The Teamsters/UPS Negotiations: Back to Strike Ready or Lowering Expectations?

On Thursday, June, 22nd, the Teamsters National Negotiating Committee led by Sean O’Brien and Fred Zuckerman, rejected the UPS’s counterproposal to the union’s economic demands, calling them “disrespectful.” The Teamsters broke off negotiations and said they wouldn’t return to the bargaining table until UPS got serious about negotiations.

O’Brien, the Teamsters General President, posted on its Facebook page:

The Teamsters will not bargain or accept any contract that’s cost-neutral. We are not going to sell ourselves short in these negotiations, and we will not buy back terms and conditions to protect our members. We have 39 days to go. This company is wasting time putting forth offensive proposals.
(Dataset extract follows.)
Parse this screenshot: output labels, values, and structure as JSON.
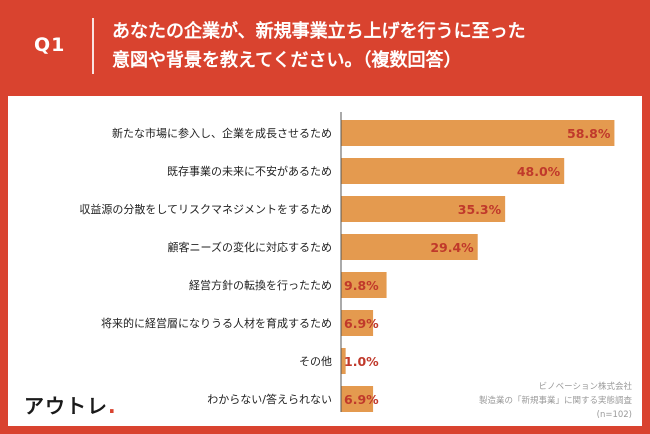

If UPS wants to negotiate a contract for 1997 working conditions, they’re going to get 1997 consequences.

The “1997 consequences” that O’Brien threatened UPS with is the 1997 Teamsters strike against UPS, the first national strike at the company known for many decades as “Big Brown.” The strike was a hands down victory for the Teamsters led by the union’s democratically elected, reform leader Ron Carey.

Last Wednesday, June 21st, Sean O’Brien appeared to be giving a different signal. He reported on a nationwide Zoom call that “we have made big progress” with fifty-five tentative agreements. The direction of negotiations appeared to be heading towards an early settlement. Then things blew up and, once again, raised the specter of a national strike. Dave Courtenay-Quirk, an Atlanta UPS union steward, told me,

Many of us now think there’s no way to avoid a strike. Since management harassment (both petty and serious) is so extreme, many of us are looking forward to it.

Strangely, the Teamsters didn’t take the opportunity to openly post their initial economic proposals or UPS’s counter proposals for the entire union membership to see, after they walked out of negotiations. However, the next day Teamsterlink , a social media site not affiliated with the Teamsters, posted UPS’s proposals that were leaked anonymously to them by someone called RnFTeamsterVoice.

If the goal of the leaker was simply to make UPS look bad, it certainly did that, but it also put pressure on the Teamsters to release their full economic proposals, not just the general bargaining goals. People were demanding to see the actual contract language the union was putting forward; something the union has refused to do, so far. Right now, as it stands, the only people to see the Teamsters actual proposals are UPS negotiators, not UPS Teamsters rank and filers.

UPS’s counter proposals were so offensive, they quickly circulated around the internet. Starting from Teamsterlink, they spread quickly to long established Facebook pages like Vote in the Know on the UPS Contract to the Twitter feed of  the newer The Upsurge. UPS Teamsters and many others interested in the contract fight, logged in and were shocked at what they read, especially UPS’s proposal that new part timers start at $17.00 an hour. For a full breakdown of UPS proposals, see The Upsurge.

Teamster Mobilize, a network of UPS part timer activists has called for a $25 an hour new start pay for part timers. One UPS part timer, working in the Chicago area, told me after reading them:

Right now, I’m being paid $20 an hour. That’s been my rate since I started, nearly a year ago. Most people I know have similar pay scales; some make a bit more, a few a bit less. What if the whole point of leaking that counter proposal was to make getting $20 an hour look like a big win? UPS is already paying that, and has been for a while.

Was the purpose of the leak ultimately about lowering expectations? We will see over the next week, if negotiations re-start, and what comes out of them.

There’s little doubt that negotiations between UPS and the Teamsters have entered a critical phase. It is the biggest private sector contract being negotiated this year, covering around 340,000 workers. Many people have staked the future of Teamster organizing at Amazon on the success of winning a big contract victory at UPS, a mediocre contract could dampen future organizing.

JOE ALLEN is the author of The Package King: A Rank and File History of United Parcel Service.